Here, I’ve defined some tasks that should run after each deployment. In
this fictional project, I’ve assumed that we’ll need to compile Compass
and then restart some server software, so these are the two tasks that
we run after the deploy task is complete.

Defining these tasks is quite simple. Here’s what the compass:compile
task might look like:

namespace :compass do
    task :compile do
        run "cd #{deploy_to}/current/web && compass compile"
    end
end

Our namespace is the first part of our command; it lets us group
similar tasks together. Then we define our task. Here, there’s nothing
more to our task than running a couple of commands on the remote server,
so we use run to do exactly that: we change into the “web” directory
of the current release, and then compile compass.

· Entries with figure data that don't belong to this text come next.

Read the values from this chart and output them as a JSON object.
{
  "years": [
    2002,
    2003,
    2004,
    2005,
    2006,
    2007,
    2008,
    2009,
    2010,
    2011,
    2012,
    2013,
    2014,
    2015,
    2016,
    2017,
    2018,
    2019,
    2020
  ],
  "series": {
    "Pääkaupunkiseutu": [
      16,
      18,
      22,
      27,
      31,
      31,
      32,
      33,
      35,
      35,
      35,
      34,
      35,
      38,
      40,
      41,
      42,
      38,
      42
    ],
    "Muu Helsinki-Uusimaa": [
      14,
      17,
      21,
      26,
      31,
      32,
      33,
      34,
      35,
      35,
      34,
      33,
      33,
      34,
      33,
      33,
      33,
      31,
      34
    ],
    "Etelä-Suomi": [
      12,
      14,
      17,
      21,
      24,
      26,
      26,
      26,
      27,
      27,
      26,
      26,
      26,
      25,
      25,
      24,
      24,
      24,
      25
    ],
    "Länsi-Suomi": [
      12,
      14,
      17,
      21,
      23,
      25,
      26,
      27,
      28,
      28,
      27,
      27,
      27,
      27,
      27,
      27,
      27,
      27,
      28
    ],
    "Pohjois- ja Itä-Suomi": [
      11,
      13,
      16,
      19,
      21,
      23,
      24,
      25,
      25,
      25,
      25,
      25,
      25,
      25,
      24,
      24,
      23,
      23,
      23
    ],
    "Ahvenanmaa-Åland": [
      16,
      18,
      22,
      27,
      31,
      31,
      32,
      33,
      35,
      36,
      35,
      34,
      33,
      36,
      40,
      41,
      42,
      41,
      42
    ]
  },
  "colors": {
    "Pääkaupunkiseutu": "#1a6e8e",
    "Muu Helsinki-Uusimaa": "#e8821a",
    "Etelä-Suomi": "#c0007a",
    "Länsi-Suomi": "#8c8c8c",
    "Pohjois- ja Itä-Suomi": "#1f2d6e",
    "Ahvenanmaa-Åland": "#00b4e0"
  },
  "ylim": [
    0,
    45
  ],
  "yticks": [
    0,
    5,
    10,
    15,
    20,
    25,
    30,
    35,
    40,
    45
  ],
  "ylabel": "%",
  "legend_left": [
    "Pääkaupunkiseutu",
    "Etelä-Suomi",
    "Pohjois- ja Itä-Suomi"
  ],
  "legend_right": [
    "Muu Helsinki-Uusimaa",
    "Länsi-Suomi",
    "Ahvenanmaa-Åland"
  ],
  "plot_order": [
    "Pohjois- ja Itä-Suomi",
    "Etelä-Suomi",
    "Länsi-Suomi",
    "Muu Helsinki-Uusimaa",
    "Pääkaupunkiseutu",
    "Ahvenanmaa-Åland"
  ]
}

It should hopefully seem clear, even from this incredibly basic
explanation, that Capistrano tasks are enormously flexible; anything you
might conceivably do repeatedly on a server can be automated, which has
huge benefits anyway but becomes a life-saver if you’re dealing with
deploying to multiple servers.

Better living through deployment

If nothing else, I hope this article has made you think a little about
your deployment process. Is it robust enough? If you had to add a second
webserver into your infrastructure for performance reasons, could you
scale the process easily, or would you be doubling your work? If
a deployment went wrong, how painful — or even possible — would it
be to go back to the previous version?

What process you end up choosing depends on so many factors. The size of
your team, and of your codebase (or codebases); the size of your server
infrastructure; the criticality of what you’re deploying.

Whatever you end up doing, though, you can feel safe in the knowledge
that Git will scale with you; whether you’re deploying your personal
blog or a million-user web app, Git can cope.